The Act was, in part,[2] a result of a rent strike which had taken place in Glasgow between 191415 as landlords sought to capitalise on the large influx of people into Glasgow that the promise of war and munitions work had brought into Glasgow. At its peak the rent strike involved as many as 20,000 people with its influence extending to other working-class communities in the UK.[3] The crisis of the rent strike was brought to a head when Mr. Nicholson,[4] a factor in the Partick area of the city, sought the prosecution of eighteen strikers in the small debt court. On 17 November 1915, thousands of shipyard workers came out on strike and alongside what had become known as "Mrs Barbour's Army" descended on the court in Brunswick Place, Glasgow. Despite the possibility of further industrial unrest disrupting the supply of war munitions, the factor insisted on pursuing the case. Only when it was revealed that David Lloyd George had telephoned Nicholson's solicitor urging the prosecution to wait on the findings of a parliamentary Commission of Inquiry was the prosecution dropped. Within a month of the court case the Rent Restrictions Act was in place, and was designed to stop landlords from profiteering during the war years when housing demand was high and supply was low.[5]

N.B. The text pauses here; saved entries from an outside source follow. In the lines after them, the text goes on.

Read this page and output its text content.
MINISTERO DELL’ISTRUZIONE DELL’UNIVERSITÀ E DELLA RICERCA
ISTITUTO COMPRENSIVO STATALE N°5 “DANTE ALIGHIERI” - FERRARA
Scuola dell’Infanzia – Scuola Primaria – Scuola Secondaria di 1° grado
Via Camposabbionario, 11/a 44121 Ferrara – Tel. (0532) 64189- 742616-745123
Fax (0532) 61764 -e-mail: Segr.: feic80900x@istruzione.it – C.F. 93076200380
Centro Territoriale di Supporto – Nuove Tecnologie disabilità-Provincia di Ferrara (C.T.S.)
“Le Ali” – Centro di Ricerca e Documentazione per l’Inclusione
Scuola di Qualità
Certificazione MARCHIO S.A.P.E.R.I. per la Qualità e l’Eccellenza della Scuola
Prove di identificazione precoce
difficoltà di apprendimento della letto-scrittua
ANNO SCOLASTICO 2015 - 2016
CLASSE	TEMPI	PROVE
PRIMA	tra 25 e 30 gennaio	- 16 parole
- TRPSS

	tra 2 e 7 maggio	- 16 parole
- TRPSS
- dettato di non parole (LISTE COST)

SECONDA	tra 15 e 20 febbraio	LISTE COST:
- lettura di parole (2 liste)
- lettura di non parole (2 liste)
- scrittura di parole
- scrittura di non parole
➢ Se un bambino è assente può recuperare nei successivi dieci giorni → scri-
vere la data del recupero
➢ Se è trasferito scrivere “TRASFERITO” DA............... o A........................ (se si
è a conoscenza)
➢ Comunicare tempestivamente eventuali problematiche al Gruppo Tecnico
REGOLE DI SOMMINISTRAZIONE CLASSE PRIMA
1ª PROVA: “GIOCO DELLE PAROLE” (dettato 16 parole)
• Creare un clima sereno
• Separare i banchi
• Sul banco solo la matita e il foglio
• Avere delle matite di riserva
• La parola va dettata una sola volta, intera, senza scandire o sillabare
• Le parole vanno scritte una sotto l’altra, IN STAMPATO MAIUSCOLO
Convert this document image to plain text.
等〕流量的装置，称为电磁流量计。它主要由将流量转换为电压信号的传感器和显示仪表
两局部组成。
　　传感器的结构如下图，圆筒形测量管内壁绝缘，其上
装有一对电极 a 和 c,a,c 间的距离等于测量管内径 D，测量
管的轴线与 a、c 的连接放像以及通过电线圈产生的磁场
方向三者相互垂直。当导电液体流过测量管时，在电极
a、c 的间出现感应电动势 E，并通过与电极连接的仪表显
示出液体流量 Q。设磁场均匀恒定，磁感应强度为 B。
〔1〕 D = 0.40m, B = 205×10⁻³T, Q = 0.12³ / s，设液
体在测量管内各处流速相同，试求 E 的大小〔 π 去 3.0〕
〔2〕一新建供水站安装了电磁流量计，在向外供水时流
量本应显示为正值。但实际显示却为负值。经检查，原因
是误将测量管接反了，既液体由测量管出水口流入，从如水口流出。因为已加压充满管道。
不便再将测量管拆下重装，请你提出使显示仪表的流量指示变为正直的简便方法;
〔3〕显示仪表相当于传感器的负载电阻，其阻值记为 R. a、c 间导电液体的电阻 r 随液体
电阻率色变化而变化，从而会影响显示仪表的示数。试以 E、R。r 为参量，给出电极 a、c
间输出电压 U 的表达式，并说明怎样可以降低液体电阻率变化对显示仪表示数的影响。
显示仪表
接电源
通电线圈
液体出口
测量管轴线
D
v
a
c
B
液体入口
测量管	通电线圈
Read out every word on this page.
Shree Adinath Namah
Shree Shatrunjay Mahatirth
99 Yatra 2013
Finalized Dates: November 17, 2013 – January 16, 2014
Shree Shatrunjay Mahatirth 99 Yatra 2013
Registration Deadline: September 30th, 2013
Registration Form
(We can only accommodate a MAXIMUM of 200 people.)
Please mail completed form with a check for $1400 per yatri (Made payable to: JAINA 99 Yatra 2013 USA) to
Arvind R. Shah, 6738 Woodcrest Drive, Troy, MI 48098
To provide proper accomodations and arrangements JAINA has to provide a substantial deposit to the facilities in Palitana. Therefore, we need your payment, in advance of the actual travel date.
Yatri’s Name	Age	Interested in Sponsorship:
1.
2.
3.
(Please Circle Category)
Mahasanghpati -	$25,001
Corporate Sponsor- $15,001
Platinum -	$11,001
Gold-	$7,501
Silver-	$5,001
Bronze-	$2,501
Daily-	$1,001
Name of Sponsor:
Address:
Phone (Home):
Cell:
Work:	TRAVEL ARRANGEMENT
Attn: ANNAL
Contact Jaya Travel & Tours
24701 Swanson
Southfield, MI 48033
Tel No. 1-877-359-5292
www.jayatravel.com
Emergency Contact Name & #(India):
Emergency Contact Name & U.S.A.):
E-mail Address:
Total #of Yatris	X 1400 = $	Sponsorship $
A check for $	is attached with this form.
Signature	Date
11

The act was divided into five sections:

  1. Restrictions on raising rent or rate of mortgage interest
  2. Interpretation and application
  3. Rules as to procedure
  4. Application to Scotland and Ireland
  5. Short title and duration[1]

The Act was initially intended as a temporary measure lasting during the continuance of the war and for a period of until six months after the end of the war.[1] although certain sections were not actually repealed until 1989 when rents were deregulated during the third term of Margaret Thatcher's Conservative government.[5]

References

  1. "97". 1914-16 The Public General Acts Passed in the Fifth and Sixth Years of the Reign of King George the Fifth; Being the Fifth Session of the Thirtieth Parliament of the United Kingdom and Ireland. 1916. pp. 345–351.
  2. Castells, Manuel (1983). "The Industrial City and the Working-Class: The Glasgow Rent Strike of 1915". The City and The Grassroots. London: Edward Arnold. p. 27. ISBN 0-7131-6370-4.
  3. Burness, Catriona (2015). Gall, Gregor; Phillips, Jim (eds.). "Remember Mary Barbour". Scottish Labour History. The Scottish Labour History Society. 50: 85. ISSN 1472-6041.
  4. Craig, Maggie (2011). "13". When The Clyde Ran Red. Edinburgh: Mainstream. p. 115. ISBN 978-1-84596-735-2.
  5. Research Paper (22 October 2013). "The historical context of rent control in the private rented sector". www.Parliament.UK. House of Commons Library. Retrieved 10 January 2016.